Mas também existe risco. A China é um vizinho poderoso, beligerante ultimamente, com quem compartilhamos uma vasta fronteira terrestre. Além disso, o poderio econômico e marítimo crescente da China a torna um participante em nosso próprio quintal na região do Sul da Ásia e do Oceano Índico. Nesse sentido, nesta ‘nova’ Guerra Fria, a Índia é um estado da linha da frente e todos os perigos que vêm com esse status.

Precisamos entender cuidadosamente o que isso pode acarretar. Por exemplo, embora os EUA encorajem a Índia a desempenhar um papel mais ativo na região da África do Sul-Margem do Oceano Índico (SA-IOR), bem como no oeste do Pacífico, eles podem não querer se envolver nas disputas indianas no Himalaia. Por meio de uma declaração de 27 de outubro de 1962, os Estados Unidos reconheceram a Linha McMahon como a fronteira internacional, mas ainda consideram Jammu, Caxemira e Ladakh como áreas disputadas. Se os EUA gostariam de se envolver militarmente em qualquer situação Ladakh é uma questão discutível.

As analogias históricas são um recurso útil para entender uma situação, mas não são exatas. Portanto, embora a ‘nova Guerra Fria’ seja um recurso útil para compreender a situação, também precisamos ter claro em nossas mentes que não é exatamente uma repetição do passado.

Por um lado, não é uma competição ideológica. Temos a América capitalista assumindo uma forma de capitalismo de estado na China. Também não há alianças militares armadas umas contra as outras em escala global. A China hospeda um grande número de indústrias americanas, possui uma parte substancial de sua dívida e, por sua vez, os EUA hospedam centenas de milhares de estudantes chineses.

Em termos de poder militar, os EUA estão muito à frente da China, que não possui o tipo de sistema de alianças que os EUA possuem. A China tem capacidade militar substancial, que está crescendo, mas é essencialmente uma capacidade que só pode ser aplicada em suas fronteiras. Então, sim, militarmente, precisamos ter cuidado com os dentes da China ao longo da fronteira do Himalaia e do Pacífico ocidental, mas isso é tudo. E sejamos claros sobre uma coisa, comunista ou capitalista, autoritária ou democrática, a China se comportaria da mesma maneira. Como qualquer potência, seria movido por sua percepção dos interesses nacionais, não pela ideologia. A afirmação de Pompeo de que a luta é entre o mundo livre e a ‘nova tirania’ dificilmente pode ressoar em lugares como o Brasil e a Índia, onde a noção de liberdades está cada vez mais estreita.

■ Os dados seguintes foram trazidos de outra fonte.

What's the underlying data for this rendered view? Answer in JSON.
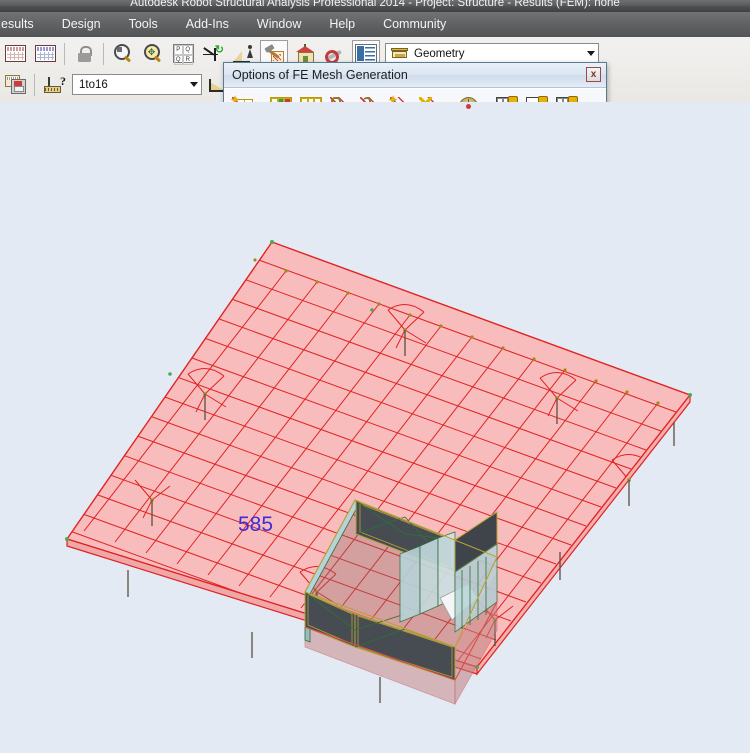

Na verdade, estamos em uma era inteiramente nova, para onde as velhas regras e blocos que governavam a ordem mundial se foram. Eles já estavam se desfazendo antes da Covid, o processo agora foi acelerado

Por uma questão de paz e estabilidade, de que todos precisam, precisamos reconstituí-la. Quer se trate de controle de armas, medidas de construção de confiança (CBMs), tratados de segurança, regimes comerciais, todos eles se desgastaram. Além disso, o país que desempenhou um papel desproporcional em criá-los e sustentá-los sinalizou que não está mais interessado em assumir o peso da hegemonia.

O desafio é, portanto, criar uma ordem mundial sucessora com novas regras do jogo. A experiência nos diz que não serão simplesmente regimes multilaterais; agora há espaço para alianças plurilaterais destinadas a proporcionar segurança e benefícios econômicos. E sim, a Covid nos ensinou que precisamos incorporar redundância ao sistema para que ele não se desintegre como quase aconteceu em fevereiro deste ano.

Nesse processo, um conjunto de problemas e soluções pode exigir um tipo de coalizão, outro conjunto completamente diferente. A luta maniqueísta de Pompeo não tem lugar em um mundo que precisa de mais, ao invés de menos, cooperação e colaboração. Essa foi, se você se lembra, a primeira lição da velha Guerra Fria.